Open your glitch.com webhook URL created earlier, and change your app.js to simply forwards the user message received by the Messenger Platform to the Llama 2 enabled web app llama_messenger.py described in the previous section:
"use strict";
// Imports dependencies and set up http server
const request = require("request"),
express = require("express"),
body_parser = require("body-parser"),
axios = require("axios").default,
app = express().use(body_parser.json()); // creates express http server
// Sets server port and logs message on success
app.listen(process.env.PORT || 1337, () => console.log("webhook is listening"));
// Accepts POST requests at /webhook endpoint
app.post("/webhook", (req, res) => {
// Parse the request body from the POST
let body = req.body;
let sender = req.body["entry"][0]["messaging"][0]['sender']['id']
let recipient = req.body["entry"][0]["messaging"][0]['recipient']['id']
let message = req.body["entry"][0]["messaging"][0]['message']['text']
// Check if this is an event from a page subscription
if (body.object === "page") {
// Returns a '200 OK' response to all requests
res.status(200).send("EVENT_RECEIVED");
let url = "http://<web server public IP>:5000/msgrcvd_page?sender=" + sender + "&recipient=" + recipient + "&message=" + encodeURIComponent(message)
axios.get(url)
.then(response => {
// Handle the response data
console.log(response.data);
})
.catch(error => {
// Handle errors
console.error('Axios error:', error);
});
} else {
// Return a '404 Not Found' if event is not from a page subscription
res.sendStatus(404);
}
});
// Accepts GET requests at the /webhook endpoint. You need this URL to setup webhook initially.
// info on verification request payload: https://developers.facebook.com/docs/graph-api/webhooks/getting-started#verification-requests
app.get("/webhook", (req, res) => {
/**
* UPDATE YOUR VERIFY TOKEN
*This will be the Verify Token value when you set up webhook
**/
const verify_token = process.env.VERIFY_TOKEN;
// Parse params from the webhook verification request
let mode = req.query["hub.mode"];
let token = req.query["hub.verify_token"];
let challenge = req.query["hub.challenge"];
// Check if a token and mode were sent
if (mode && token) {
// Check the mode and token sent are correct
if (mode === "subscribe" && token === verify_token) {
// Respond with 200 OK and challenge token from the request
console.log("WEBHOOK_VERIFIED: " + token);
res.status(200).send(challenge);
} else {
// Responds with '403 Forbidden' if verify tokens do not match
res.sendStatus(403);
}
}
});
Remember to change , which needs to be publicly visible, to the IP of the server where your Llama 2 enabled web app in the previous section runs.

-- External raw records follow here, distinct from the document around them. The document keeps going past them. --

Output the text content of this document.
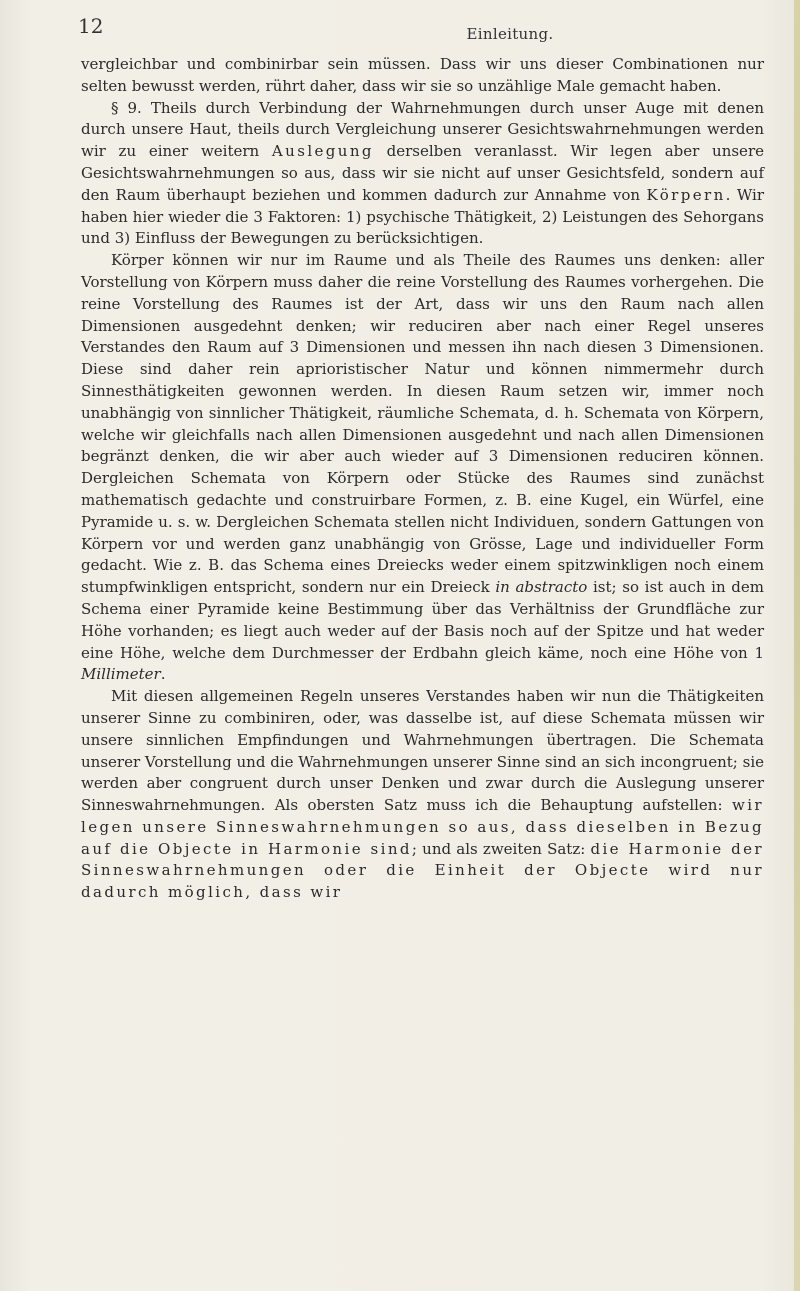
12	Einleitung.

vergleichbar und combinirbar sein müssen. Dass wir uns dieser Combinationen nur selten bewusst werden, rührt daher, dass wir sie so unzählige Male gemacht haben.

§ 9. Theils durch Verbindung der Wahrnehmungen durch unser Auge mit denen durch unsere Haut, theils durch Vergleichung unserer Gesichtswahrnehmungen werden wir zu einer weitern Auslegung derselben veranlasst. Wir legen aber unsere Gesichtswahrnehmungen so aus, dass wir sie nicht auf unser Gesichtsfeld, sondern auf den Raum überhaupt beziehen und kommen dadurch zur Annahme von Körpern. Wir haben hier wieder die 3 Faktoren: 1) psychische Thätigkeit, 2) Leistungen des Sehorgans und 3) Einfluss der Bewegungen zu berücksichtigen.

Körper können wir nur im Raume und als Theile des Raumes uns denken: aller Vorstellung von Körpern muss daher die reine Vorstellung des Raumes vorhergehen. Die reine Vorstellung des Raumes ist der Art, dass wir uns den Raum nach allen Dimensionen ausgedehnt denken; wir reduciren aber nach einer Regel unseres Verstandes den Raum auf 3 Dimensionen und messen ihn nach diesen 3 Dimensionen. Diese sind daher rein aprioristischer Natur und können nimmermehr durch Sinnesthätigkeiten gewonnen werden. In diesen Raum setzen wir, immer noch unabhängig von sinnlicher Thätigkeit, räumliche Schemata, d. h. Schemata von Körpern, welche wir gleichfalls nach allen Dimensionen ausgedehnt und nach allen Dimensionen begränzt denken, die wir aber auch wieder auf 3 Dimensionen reduciren können. Dergleichen Schemata von Körpern oder Stücke des Raumes sind zunächst mathematisch gedachte und construirbare Formen, z. B. eine Kugel, ein Würfel, eine Pyramide u. s. w. Dergleichen Schemata stellen nicht Individuen, sondern Gattungen von Körpern vor und werden ganz unabhängig von Grösse, Lage und individueller Form gedacht. Wie z. B. das Schema eines Dreiecks weder einem spitzwinkligen noch einem stumpfwinkligen entspricht, sondern nur ein Dreieck in abstracto ist; so ist auch in dem Schema einer Pyramide keine Bestimmung über das Verhältniss der Grundfläche zur Höhe vorhanden; es liegt auch weder auf der Basis noch auf der Spitze und hat weder eine Höhe, welche dem Durchmesser der Erdbahn gleich käme, noch eine Höhe von 1 Millimeter.

Mit diesen allgemeinen Regeln unseres Verstandes haben wir nun die Thätigkeiten unserer Sinne zu combiniren, oder, was dasselbe ist, auf diese Schemata müssen wir unsere sinnlichen Empfindungen und Wahrnehmungen übertragen. Die Schemata unserer Vorstellung und die Wahrnehmungen unserer Sinne sind an sich incongruent; sie werden aber congruent durch unser Denken und zwar durch die Auslegung unserer Sinneswahrnehmungen. Als obersten Satz muss ich die Behauptung aufstellen: wir legen unsere Sinneswahrnehmungen so aus, dass dieselben in Bezug auf die Objecte in Harmonie sind; und als zweiten Satz: die Harmonie der Sinneswahrnehmungen oder die Einheit der Objecte wird nur dadurch möglich, dass wir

On your web server, run the following command on a Terminal:
gunicorn -b 0.0.0.0:5000 llama_messenger:app
If you use Amazon EC2 as your web server, make sure you have port 5000 added to your EC2 instance's security group's inbound rules. Write down your web server's public IP, update the URL below with it, then open the URL in a browser to verify you can see the answer sent to your Messenger app, as well as shown in the browser:
http://<web server public IP>:5000/msgrcvd_pager?sender=<user id>&recipient=<page id>&message=<msg>
Now you can open your Messenger app, enter a question and receive the Llama 2's answer shortly, as shown in the demo video in the beginning of this post.